Undiplomatic Diplomacy

Isn’t a diplomat supposed to be–you know–diplomatic? Secretary of State Hillary Clinton doesn’t seem to think so. On her current visit to Pakistan, she managed to insult both her own government and Pakistan’s in the space of a few minutes.
The Associated Press has reported on interviews and a Q and A session that Clinton gave in Islamabad. I came across it via The Corner, where John Hannah was appalled by this partisan attack by Clinton on her own government:

As a way of repudiating past U.S. policies toward Pakistan, Clinton told the students “there is a huge difference” between the Obama administration’s approach and that of former President George W. Bush. “I spent my entire eight years in the Senate opposing him,” she said to a burst of applause from the audience of several hundred students. “So to me, it’s like daylight and dark.”

One can only agree with Hannah’s comment:

Does anyone advising President Obama and the secretary of state really believe that this kind of partisanship and trash-talking abroad about another American president is going to buy us much long-term goodwill among either our friends or our adversaries? Do they imagine that this sort of thing really helps to advance U.S. national interests?
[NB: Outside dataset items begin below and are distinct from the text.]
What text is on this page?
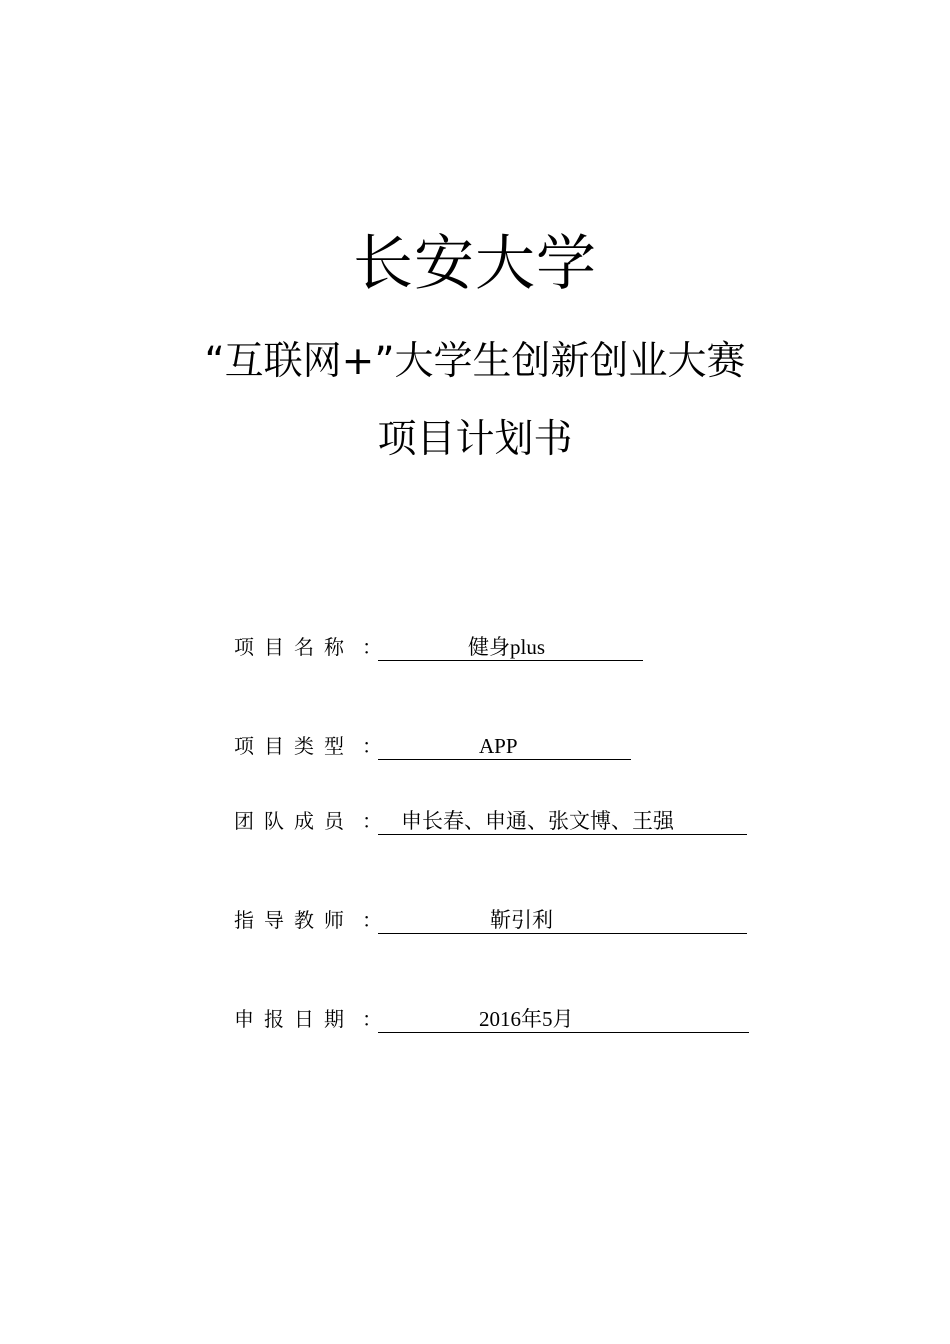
长安大学
“互联网+”大学生创新创业大赛
项目计划书
项目名称 ：	健身plus
项目类型 ：	APP
团队成员 ： 申长春、申通、张文博、王强
指导教师 ：	靳引利
申报日期 ：	2016年5月
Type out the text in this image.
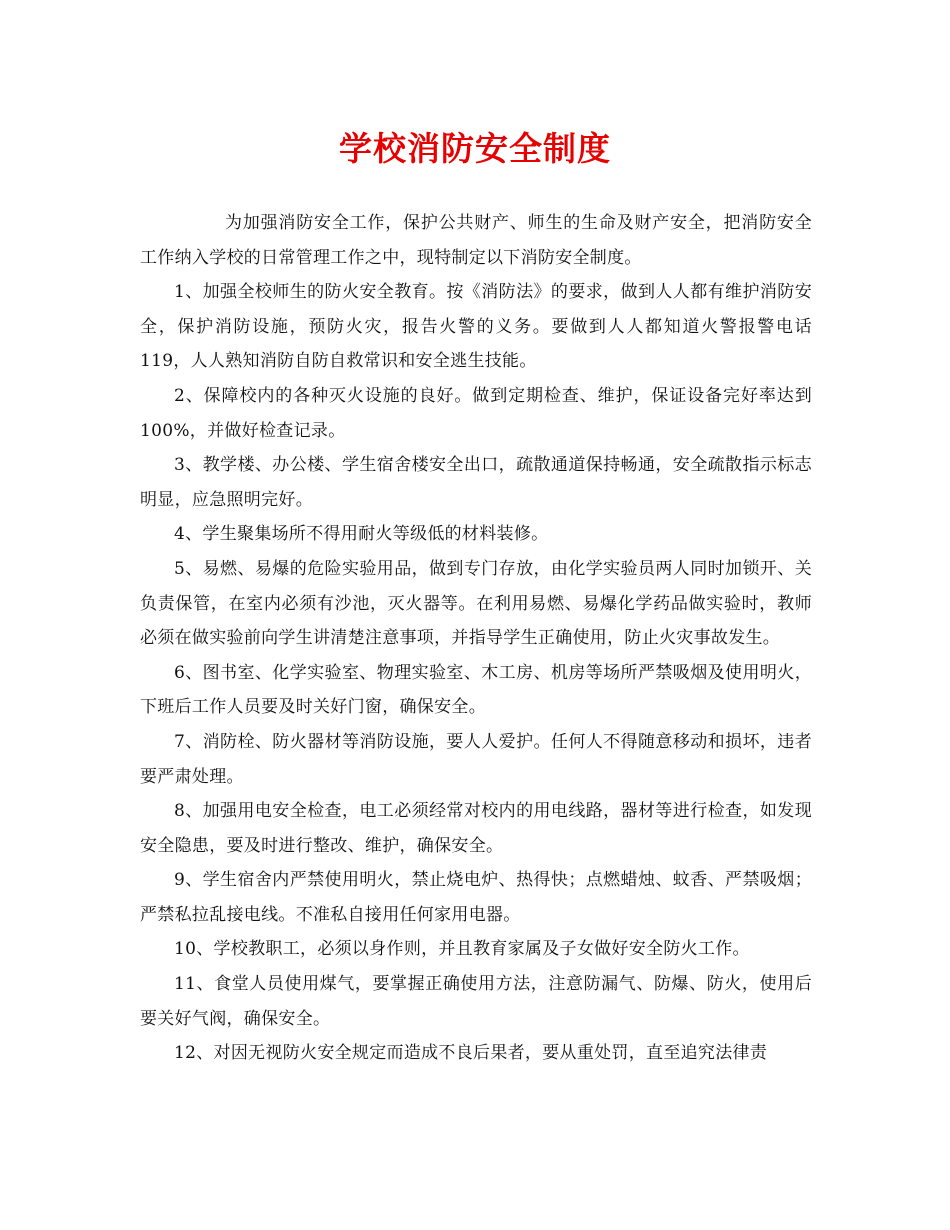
学校消防安全制度

为加强消防安全工作，保护公共财产、师生的生命及财产安全，把消防安全工作纳入学校的日常管理工作之中，现特制定以下消防安全制度。

1、加强全校师生的防火安全教育。按《消防法》的要求，做到人人都有维护消防安全，保护消防设施，预防火灾，报告火警的义务。要做到人人都知道火警报警电话119，人人熟知消防自防自救常识和安全逃生技能。

2、保障校内的各种灭火设施的良好。做到定期检查、维护，保证设备完好率达到100%，并做好检查记录。

3、教学楼、办公楼、学生宿舍楼安全出口，疏散通道保持畅通，安全疏散指示标志明显，应急照明完好。

4、学生聚集场所不得用耐火等级低的材料装修。

5、易燃、易爆的危险实验用品，做到专门存放，由化学实验员两人同时加锁开、关负责保管，在室内必须有沙池，灭火器等。在利用易燃、易爆化学药品做实验时，教师必须在做实验前向学生讲清楚注意事项，并指导学生正确使用，防止火灾事故发生。

6、图书室、化学实验室、物理实验室、木工房、机房等场所严禁吸烟及使用明火，下班后工作人员要及时关好门窗，确保安全。

7、消防栓、防火器材等消防设施，要人人爱护。任何人不得随意移动和损坏，违者要严肃处理。

8、加强用电安全检查，电工必须经常对校内的用电线路，器材等进行检查，如发现安全隐患，要及时进行整改、维护，确保安全。

9、学生宿舍内严禁使用明火，禁止烧电炉、热得快；点燃蜡烛、蚊香、严禁吸烟；严禁私拉乱接电线。不准私自接用任何家用电器。

10、学校教职工，必须以身作则，并且教育家属及子女做好安全防火工作。

11、食堂人员使用煤气，要掌握正确使用方法，注意防漏气、防爆、防火，使用后要关好气阀，确保安全。

12、对因无视防火安全规定而造成不良后果者，要从重处罚，直至追究法律责
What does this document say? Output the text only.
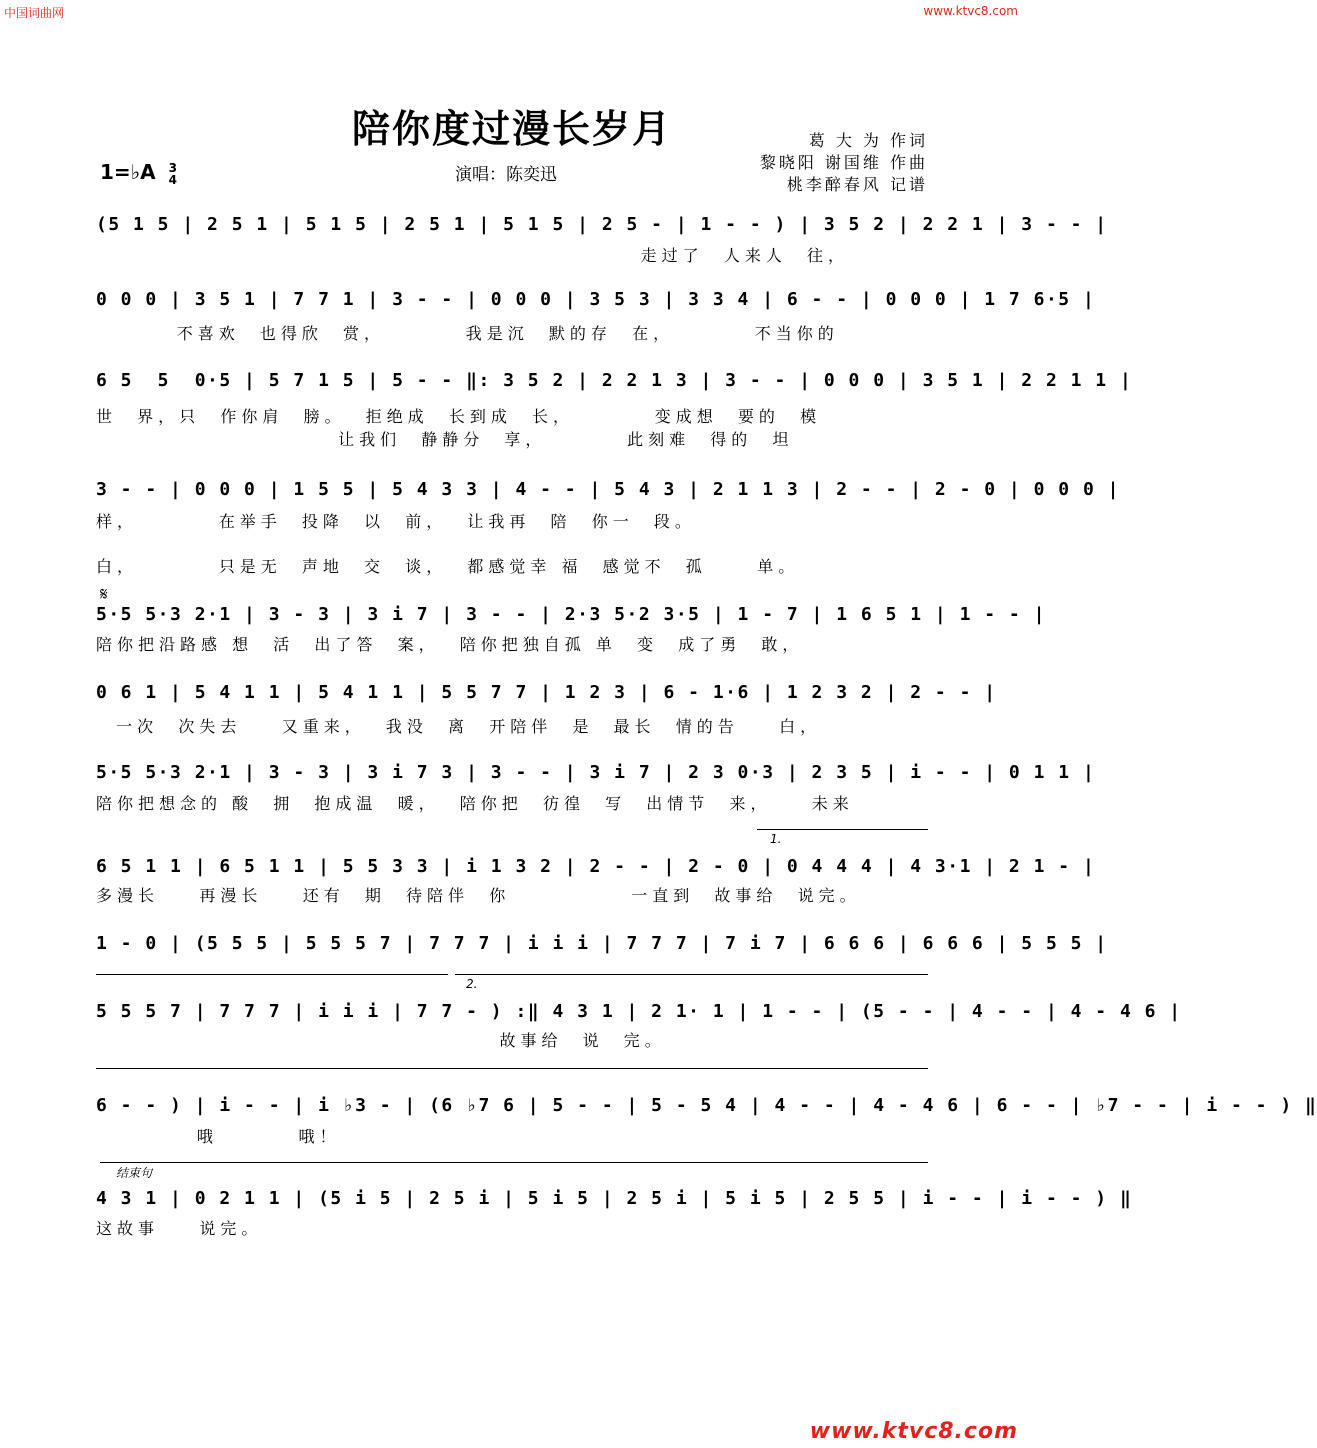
中国词曲网	www.ktvc8.com
陪你度过漫长岁月	葛 大 为 作词
黎晓阳 谢国维 作曲
桃李醉春风 记谱
1=♭A 3
4	演唱：陈奕迅
(5 1 5 | 2 5 1 | 5 1 5 | 2 5 1 | 5 1 5 | 2 5 - | 1 - - ) | 3 5 2 | 2 2 1 | 3 - - |
走过了  人来人  往，
0 0 0 | 3 5 1 | 7 7 1 | 3 - - | 0 0 0 | 3 5 3 | 3 3 4 | 6 - - | 0 0 0 | 1 7 6·5 |
不喜欢  也得欣  赏，        我是沉  默的存  在，        不当你的
6 5  5  0·5 | 5 7 1 5 | 5 - - ‖: 3 5 2 | 2 2 1 3 | 3 - - | 0 0 0 | 3 5 1 | 2 2 1 1 |
世  界，只  作你肩  膀。  拒绝成  长到成  长，        变成想  要的  模
让我们  静静分  享，        此刻难  得的  坦
3 - - | 0 0 0 | 1 5 5 | 5 4 3 3 | 4 - - | 5 4 3 | 2 1 1 3 | 2 - - | 2 - 0 | 0 0 0 |
样，        在举手  投降  以  前，  让我再  陪  你一  段。
白，        只是无  声地  交  谈，  都感觉幸 福  感觉不  孤     单。
𝄋
5·5 5·3 2·1 | 3 - 3 | 3 i 7 | 3 - - | 2·3 5·2 3·5 | 1 - 7 | 1 6 5 1 | 1 - - |
陪你把沿路感 想  活  出了答  案，  陪你把独自孤 单  变  成了勇  敢，
0 6 1 | 5 4 1 1 | 5 4 1 1 | 5 5 7 7 | 1 2 3 | 6 - 1·6 | 1 2 3 2 | 2 - - |
一次  次失去    又重来，  我没  离  开陪伴  是  最长  情的告    白，
5·5 5·3 2·1 | 3 - 3 | 3 i 7 3 | 3 - - | 3 i 7 | 2 3 0·3 | 2 3 5 | i - - | 0 1 1 |
陪你把想念的 酸  拥  抱成温  暖，  陪你把  彷徨  写  出情节  来，    未来
1.
6 5 1 1 | 6 5 1 1 | 5 5 3 3 | i 1 3 2 | 2 - - | 2 - 0 | 0 4 4 4 | 4 3·1 | 2 1 - |
多漫长    再漫长    还有  期  待陪伴  你            一直到  故事给  说完。
1 - 0 | (5 5 5 | 5 5 5 7 | 7 7 7 | i i i | 7 7 7 | 7 i 7 | 6 6 6 | 6 6 6 | 5 5 5 |
2.
5 5 5 7 | 7 7 7 | i i i | 7 7 - ) :‖ 4 3 1 | 2 1· 1 | 1 - - | (5 - - | 4 - - | 4 - 4 6 |
故事给  说  完。
6 - - ) | i - - | i ♭3 - | (6 ♭7 6 | 5 - - | 5 - 5 4 | 4 - - | 4 - 4 6 | 6 - - | ♭7 - - | i - - ) ‖
哦        哦！
结束句
4 3 1 | 0 2 1 1 | (5 i 5 | 2 5 i | 5 i 5 | 2 5 i | 5 i 5 | 2 5 5 | i - - | i - - ) ‖
这故事    说完。
www.ktvc8.com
Interestingly, that paragraph has now been deleted from the version of the AP account to which Hannah linked, although it can still be found elsewhere. But the linked version adds this report of Clinton slandering the government of Pakistan, which is equally appalling, but for different reasons:

While U.S. officials have said they believe Osama bin Laden and senior lieutenants have been hiding in the rugged terrain along the border with Afghanistan, Clinton’s unusually blunt comments went further as she suggested that Pakistan’s government has done too little to act against al-Qaida’s top echelon.
“I find it hard to believe that nobody in your government knows where they are and couldn’t get them if they really wanted to,” Clinton said in an interview with Pakistani journalists in Lahore. “Maybe that’s the case. Maybe they’re not gettable. I don’t know.”

Is it really the position of the U.S. government that Pakistan’s leaders could kill or capture bin Laden et al. if they wanted to, but they have chosen not to do so? That is an explosive charge, and one that to my knowledge is false. Moreover, Clinton doesn’t seem to make the charge seriously, as she immediately sort-of-retracted it by saying “Maybe they’re not gettable. I don’t know.” So was she just idly musing when she accused Pakistan’s government of deliberately harboring al Qaeda’s top leadership?
Does either of the above instances represent how a competent, professional diplomat would behave? I don’t think so.